Early (and smaller) versions of System/360 could schedule only one job at a time (PCP - Primary Control Program), but over time the mainstays were OS/360 MFT (Multiprogramming with a Fixed number of Tasks) for smaller machines and OS/360 MVT (Multiprogramming with a Variable number of Tasks) for larger machines. MFT and MVT both used storage keys for protection and indeed my handle is the error code generated when a program attempted to address memory with a different key. The key size limited the total number of programs that could be loaded simultaneously, but for all practical purposes the limiting factor would be the total size of the very expensive memory.
However, as you say, this is something different and though any form of side-channel information leak is undesirable it doesn't seem to me that this is a big deal: malicious code code can possiblly subvert a debugging mechanism to introduce undetected bugs, but there was never any claim as far as I can tell that the mechanism would trap all bugs anyway or be a defence against modified code. There's a separate feature - ARM pointer authentication - that's supposed to stop malicious code producing valid pointers.
So basically Spectre, again.
If you're going to speculatively execute something, you cannot do that in any way that differs to the way it would happen for real, and also you have to "rollback" to the point where no trace is left of the speculative execution if that branch isn't actually taken.

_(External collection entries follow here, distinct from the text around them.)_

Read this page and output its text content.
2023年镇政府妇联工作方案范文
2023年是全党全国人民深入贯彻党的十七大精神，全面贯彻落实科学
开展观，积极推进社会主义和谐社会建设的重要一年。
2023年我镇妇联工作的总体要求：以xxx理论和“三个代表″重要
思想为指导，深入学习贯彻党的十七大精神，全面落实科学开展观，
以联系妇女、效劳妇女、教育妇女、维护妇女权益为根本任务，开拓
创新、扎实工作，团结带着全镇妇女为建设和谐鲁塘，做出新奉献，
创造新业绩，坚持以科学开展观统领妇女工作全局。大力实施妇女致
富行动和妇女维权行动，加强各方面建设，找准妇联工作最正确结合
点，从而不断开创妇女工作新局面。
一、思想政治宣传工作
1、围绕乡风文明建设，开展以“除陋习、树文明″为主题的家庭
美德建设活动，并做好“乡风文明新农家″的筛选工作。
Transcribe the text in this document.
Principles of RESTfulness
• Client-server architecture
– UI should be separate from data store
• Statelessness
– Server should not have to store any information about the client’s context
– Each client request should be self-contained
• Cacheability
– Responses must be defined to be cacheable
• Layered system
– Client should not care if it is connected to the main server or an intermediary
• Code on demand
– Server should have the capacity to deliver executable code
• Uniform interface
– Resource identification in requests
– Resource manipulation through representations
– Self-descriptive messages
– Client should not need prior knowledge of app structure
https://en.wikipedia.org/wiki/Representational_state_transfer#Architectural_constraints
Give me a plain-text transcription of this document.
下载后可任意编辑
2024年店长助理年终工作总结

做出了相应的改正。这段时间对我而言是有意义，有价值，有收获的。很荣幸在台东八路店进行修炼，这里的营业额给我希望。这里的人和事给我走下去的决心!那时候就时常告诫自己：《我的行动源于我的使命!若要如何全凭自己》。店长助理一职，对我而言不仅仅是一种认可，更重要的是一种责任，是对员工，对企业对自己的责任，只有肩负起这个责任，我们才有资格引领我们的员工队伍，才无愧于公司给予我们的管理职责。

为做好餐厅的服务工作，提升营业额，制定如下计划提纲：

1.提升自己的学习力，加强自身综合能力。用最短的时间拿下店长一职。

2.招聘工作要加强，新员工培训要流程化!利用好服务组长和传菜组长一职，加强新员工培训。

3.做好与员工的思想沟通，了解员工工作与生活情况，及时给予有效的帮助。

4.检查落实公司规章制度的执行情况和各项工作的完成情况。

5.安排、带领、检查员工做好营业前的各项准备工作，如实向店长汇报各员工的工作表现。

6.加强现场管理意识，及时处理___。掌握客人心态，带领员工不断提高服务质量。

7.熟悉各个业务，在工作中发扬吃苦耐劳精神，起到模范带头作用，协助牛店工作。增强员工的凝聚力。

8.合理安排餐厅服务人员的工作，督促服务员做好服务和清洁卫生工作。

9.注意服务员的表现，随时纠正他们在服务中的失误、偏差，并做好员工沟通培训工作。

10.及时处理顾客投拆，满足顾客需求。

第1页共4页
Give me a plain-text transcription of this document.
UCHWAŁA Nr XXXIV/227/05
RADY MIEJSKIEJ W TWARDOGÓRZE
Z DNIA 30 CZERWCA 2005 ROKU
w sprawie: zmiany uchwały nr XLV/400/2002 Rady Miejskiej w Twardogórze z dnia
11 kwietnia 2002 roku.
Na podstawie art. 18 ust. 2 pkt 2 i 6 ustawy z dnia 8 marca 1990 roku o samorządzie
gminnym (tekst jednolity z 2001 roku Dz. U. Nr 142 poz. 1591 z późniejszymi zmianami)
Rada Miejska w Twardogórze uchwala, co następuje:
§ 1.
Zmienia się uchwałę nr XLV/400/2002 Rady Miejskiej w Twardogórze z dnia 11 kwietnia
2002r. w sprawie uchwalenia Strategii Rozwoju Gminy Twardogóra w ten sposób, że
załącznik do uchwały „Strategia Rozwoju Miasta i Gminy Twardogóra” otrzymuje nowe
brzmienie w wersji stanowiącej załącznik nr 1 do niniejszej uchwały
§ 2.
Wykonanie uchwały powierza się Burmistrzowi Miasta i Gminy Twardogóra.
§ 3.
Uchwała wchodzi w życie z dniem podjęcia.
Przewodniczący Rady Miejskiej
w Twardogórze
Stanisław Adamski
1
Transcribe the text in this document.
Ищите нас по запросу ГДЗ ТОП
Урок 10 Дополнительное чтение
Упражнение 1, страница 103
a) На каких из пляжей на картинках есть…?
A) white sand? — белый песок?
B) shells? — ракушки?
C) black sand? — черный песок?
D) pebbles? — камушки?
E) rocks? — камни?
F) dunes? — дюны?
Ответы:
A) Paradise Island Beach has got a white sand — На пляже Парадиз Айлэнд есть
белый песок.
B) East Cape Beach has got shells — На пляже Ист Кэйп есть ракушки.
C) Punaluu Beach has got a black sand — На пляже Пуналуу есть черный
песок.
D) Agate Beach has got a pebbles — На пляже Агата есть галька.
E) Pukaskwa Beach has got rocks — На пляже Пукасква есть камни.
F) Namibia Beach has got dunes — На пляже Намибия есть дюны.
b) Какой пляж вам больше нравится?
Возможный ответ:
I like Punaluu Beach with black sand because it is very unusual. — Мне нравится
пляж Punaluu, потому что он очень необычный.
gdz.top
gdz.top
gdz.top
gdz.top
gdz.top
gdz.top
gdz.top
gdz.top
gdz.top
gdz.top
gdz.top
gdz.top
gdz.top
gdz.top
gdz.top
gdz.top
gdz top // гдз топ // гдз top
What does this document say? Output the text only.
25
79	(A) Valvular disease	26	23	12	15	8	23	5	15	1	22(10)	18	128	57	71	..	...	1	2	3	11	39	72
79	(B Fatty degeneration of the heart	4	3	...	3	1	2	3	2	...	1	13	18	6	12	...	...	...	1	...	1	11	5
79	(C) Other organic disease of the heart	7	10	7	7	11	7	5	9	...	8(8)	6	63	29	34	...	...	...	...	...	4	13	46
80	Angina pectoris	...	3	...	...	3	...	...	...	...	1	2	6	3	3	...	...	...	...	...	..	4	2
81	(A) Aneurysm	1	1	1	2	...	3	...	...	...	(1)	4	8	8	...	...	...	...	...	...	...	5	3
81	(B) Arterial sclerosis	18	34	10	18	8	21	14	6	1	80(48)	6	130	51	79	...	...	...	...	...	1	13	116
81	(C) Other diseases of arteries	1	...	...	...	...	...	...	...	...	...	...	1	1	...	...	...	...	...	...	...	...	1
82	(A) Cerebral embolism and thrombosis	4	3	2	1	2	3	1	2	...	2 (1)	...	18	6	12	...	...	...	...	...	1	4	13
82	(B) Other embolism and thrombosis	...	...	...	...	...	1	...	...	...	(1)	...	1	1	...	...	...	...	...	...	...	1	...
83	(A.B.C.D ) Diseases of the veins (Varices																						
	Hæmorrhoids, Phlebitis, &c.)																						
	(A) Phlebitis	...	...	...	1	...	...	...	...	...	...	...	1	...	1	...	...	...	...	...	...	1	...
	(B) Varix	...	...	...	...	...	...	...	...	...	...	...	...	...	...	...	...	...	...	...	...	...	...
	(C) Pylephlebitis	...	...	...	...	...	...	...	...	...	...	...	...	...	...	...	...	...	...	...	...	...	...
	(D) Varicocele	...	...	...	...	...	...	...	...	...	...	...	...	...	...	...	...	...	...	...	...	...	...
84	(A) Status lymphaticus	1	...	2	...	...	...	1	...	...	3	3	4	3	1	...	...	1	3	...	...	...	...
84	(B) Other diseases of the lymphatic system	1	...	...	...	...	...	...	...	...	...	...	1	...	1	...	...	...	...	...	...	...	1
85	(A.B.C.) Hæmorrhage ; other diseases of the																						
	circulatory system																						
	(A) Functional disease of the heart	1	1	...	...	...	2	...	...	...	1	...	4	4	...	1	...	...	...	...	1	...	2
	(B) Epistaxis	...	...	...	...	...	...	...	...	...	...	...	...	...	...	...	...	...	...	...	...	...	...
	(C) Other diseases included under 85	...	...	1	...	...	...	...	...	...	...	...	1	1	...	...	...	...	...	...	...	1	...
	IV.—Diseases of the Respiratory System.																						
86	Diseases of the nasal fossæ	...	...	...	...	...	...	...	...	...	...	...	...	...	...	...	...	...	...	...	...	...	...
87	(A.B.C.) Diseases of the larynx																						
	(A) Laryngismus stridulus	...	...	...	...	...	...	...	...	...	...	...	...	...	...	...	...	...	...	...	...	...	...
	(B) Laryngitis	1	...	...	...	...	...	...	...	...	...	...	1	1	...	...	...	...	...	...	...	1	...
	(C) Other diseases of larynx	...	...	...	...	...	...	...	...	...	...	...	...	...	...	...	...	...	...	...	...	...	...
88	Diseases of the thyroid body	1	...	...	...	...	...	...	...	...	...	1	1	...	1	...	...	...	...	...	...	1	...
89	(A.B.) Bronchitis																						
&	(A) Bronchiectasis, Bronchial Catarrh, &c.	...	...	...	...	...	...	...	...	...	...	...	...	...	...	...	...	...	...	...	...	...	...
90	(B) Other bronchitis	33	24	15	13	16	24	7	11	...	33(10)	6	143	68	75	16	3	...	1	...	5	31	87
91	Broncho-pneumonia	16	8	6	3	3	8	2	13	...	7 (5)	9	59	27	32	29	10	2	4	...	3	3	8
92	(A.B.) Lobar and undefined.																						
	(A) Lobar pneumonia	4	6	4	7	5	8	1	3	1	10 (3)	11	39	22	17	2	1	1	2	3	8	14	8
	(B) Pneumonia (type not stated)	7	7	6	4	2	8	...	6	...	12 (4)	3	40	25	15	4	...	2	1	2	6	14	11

Not quite as I understand it. While this the flaw is similar to Spectre in how it works, Spectre could directly steal data from RAM. This flaw requires you to be running malicious code already, and then you could use it to defeat the MTE security/bug system. However, all the other existing protections in place in the OS & app still need to be broken.
This doesn't blow the security of applications on Arm wide open; it means that MTE can be bypassed in the right conditions.
????????
Surely that statement is incorrect and misinforming and disinformation/corrupted information and a misleading intelligence thread?
Is it not more likely perfectly correct to say/ask ....If MTE can be bypassed in the right conditions, the security of applications on Arm can be blown wide open?
And ..... that be the same situation discovered and enjoyed by all speculative security executors/Dread Red Team penetrations testers/0day vulnerability exploit LOVE bug hunters in all modern processors performing certain sensitive operations with inequitable collateral consequences and perversely tempting opportunities the result with further paths available for following/exploring/exploiting.
And .... there's more, and it gets worse, or better, depending upon one's preeminent and predominant disposition.
Free Market Traders of Speculative Executions .... "the practice of performing certain operations on modern processors before they're needed and either using the results, if required by the program's path, or tossing them, if the program takes a different path" ..... realise that persistently ignored events/media hosting and media hosted operations are the life-giving ingredients of future paths to be ploughed and planted with the needs and seeds for effective essential successful provisional growth ....... for evolution in a radical and fundamentally revolutionary novel direction.
And ..... deny it as much as you like, but the greater threat/treat/opportunity/vehicle for such speculative executive order type operations, and readily available for easy expansion and simply complex exploit in more than just programs for microprocessor units, is human readable/digestible/understandable/leading ..... and, believe it or believe it not, almightily unavoidable.